Albert Cox, chief economist for Merrill Lynch, forecast that the economy will slide back into recession during the first half of next year and that for the year as a whole the economy will grow by no more than 1 1/2 percent.
Cox, speaking to the same breakfast seminar for reporters that Farrell addressed, said that the rate of inflation should come down to between 8 percent and 9 percent in 1981. The economy is expected to have grown about 0.7 percent by the time 1980 ends, and inflation will be about 13 percent for the year as a whole.
The 1981 downturn will be lead by the same stocks that have pushed the stock market up steadily since mid-April, Farrell said -- mainly oil and energy stocks and technology issues.
"It will not be a great year," he said. "It will be a disappointment. But any decline is an opportunity for investors," who can earn a better return purchasing lower-priced stocks that have yet to begin an upward climb.
Next year investors should be cautious and look to stocks that have not been in favor during the current rally, he advised, adding that bigger, more mature companies will do well after the 1981 "correction" is over, including appliance manufacturers, drug companies, merchandisers and "even some utilities."
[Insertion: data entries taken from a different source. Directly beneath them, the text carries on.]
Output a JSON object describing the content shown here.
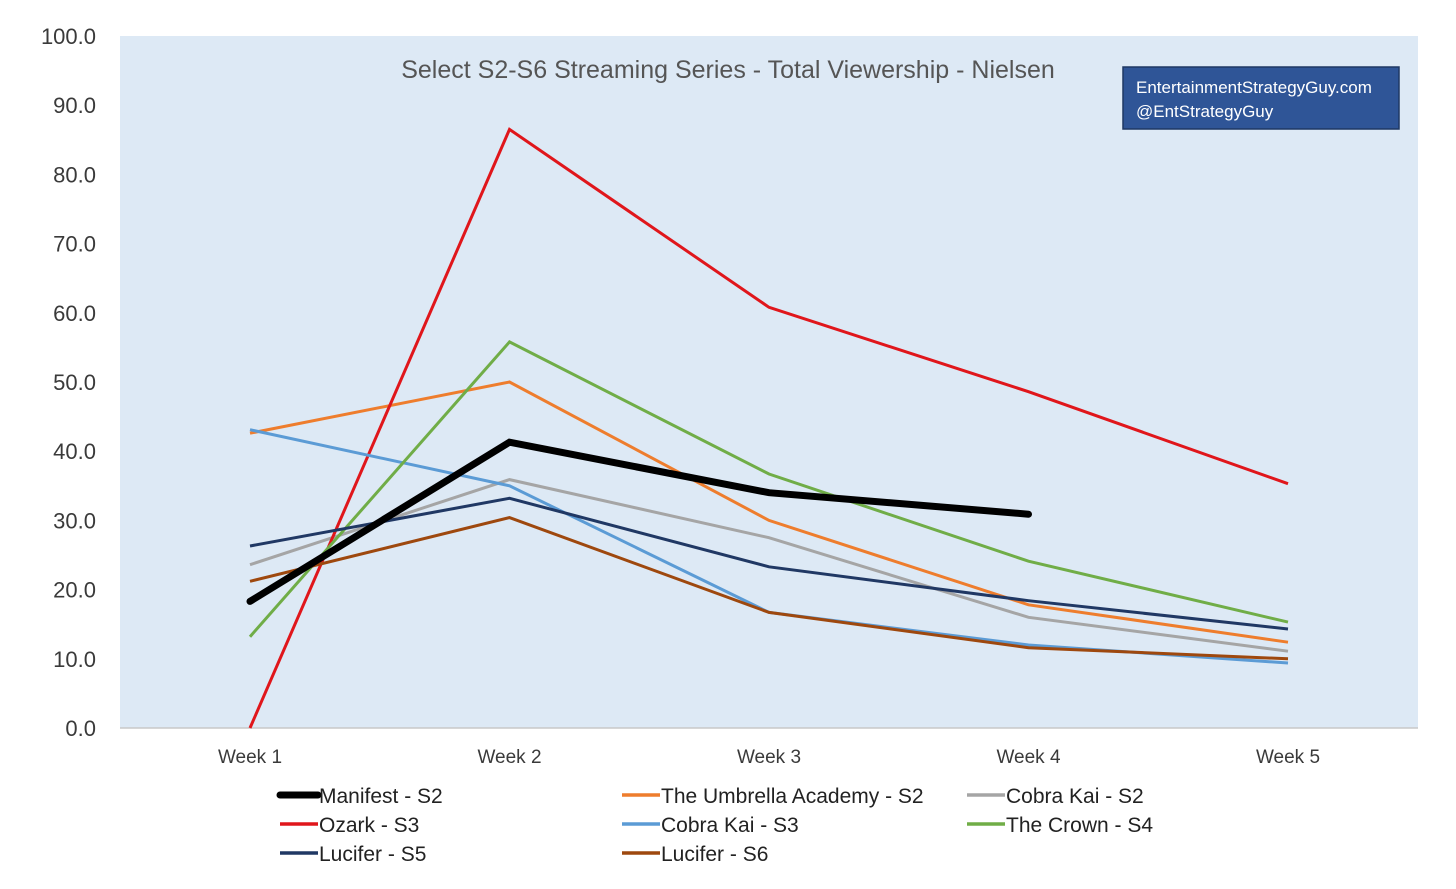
{
  "chart_data": {
    "type": "line",
    "title": "Select S2-S6 Streaming Series - Total Viewership - Nielsen",
    "categories": [
      "Week 1",
      "Week 2",
      "Week 3",
      "Week 4",
      "Week 5"
    ],
    "ylim": [
      0,
      100
    ],
    "yticks": [
      "0.0",
      "10.0",
      "20.0",
      "30.0",
      "40.0",
      "50.0",
      "60.0",
      "70.0",
      "80.0",
      "90.0",
      "100.0"
    ],
    "grid": false,
    "legend_position": "bottom",
    "plot_background": "#dde9f5",
    "series": [
      {
        "name": "Manifest - S2",
        "color": "#000000",
        "width": 7,
        "values": [
          18.3,
          41.3,
          34.0,
          30.9,
          null
        ]
      },
      {
        "name": "The Umbrella Academy - S2",
        "color": "#ee7d2d",
        "width": 3,
        "values": [
          42.6,
          50.0,
          30.0,
          17.8,
          12.4
        ]
      },
      {
        "name": "Cobra Kai - S2",
        "color": "#a5a5a5",
        "width": 3,
        "values": [
          23.6,
          35.9,
          27.5,
          16.0,
          11.1
        ]
      },
      {
        "name": "Ozark - S3",
        "color": "#e0161b",
        "width": 3,
        "values": [
          0.0,
          86.5,
          60.8,
          48.6,
          35.3
        ]
      },
      {
        "name": "Cobra Kai - S3",
        "color": "#5b9bd5",
        "width": 3,
        "values": [
          43.1,
          35.0,
          16.7,
          12.0,
          9.4
        ]
      },
      {
        "name": "The Crown - S4",
        "color": "#70ad47",
        "width": 3,
        "values": [
          13.2,
          55.8,
          36.7,
          24.1,
          15.3
        ]
      },
      {
        "name": "Lucifer - S5",
        "color": "#203864",
        "width": 3,
        "values": [
          26.3,
          33.2,
          23.3,
          18.4,
          14.3
        ]
      },
      {
        "name": "Lucifer - S6",
        "color": "#9e480e",
        "width": 3,
        "values": [
          21.2,
          30.4,
          16.7,
          11.6,
          10.0
        ]
      }
    ],
    "watermark": {
      "line1": "EntertainmentStrategyGuy.com",
      "line2": "@EntStrategyGuy",
      "background": "#2f5597"
    }
  }
}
"On technical grounds, I would be cautious about the recent enthusiasm for stocks," Farrell told reporters. "The instant-gratification crowd is surging into stocks today. Those who make money go in when things are quiet." s
Farrell, one of the most accurate forecasters of stock prices in recent years, said that new presidents "tend to be greeted" with stock market rallies that last one to three months -- "Then there is a reassessment."
"The record of markets in post-election years is not a good one," he said. In the last half century, stock prices have gained in only three post-election years. In two of those instances, stock prices fell during the previous year, Farrell said. In election year 1980, the Dow index has gained sharply.
Nevertheless, the long-term case for stocks "remains fairly persuasive," he continued:
"Both value and supply and demand make the case for stocks," Farrell said.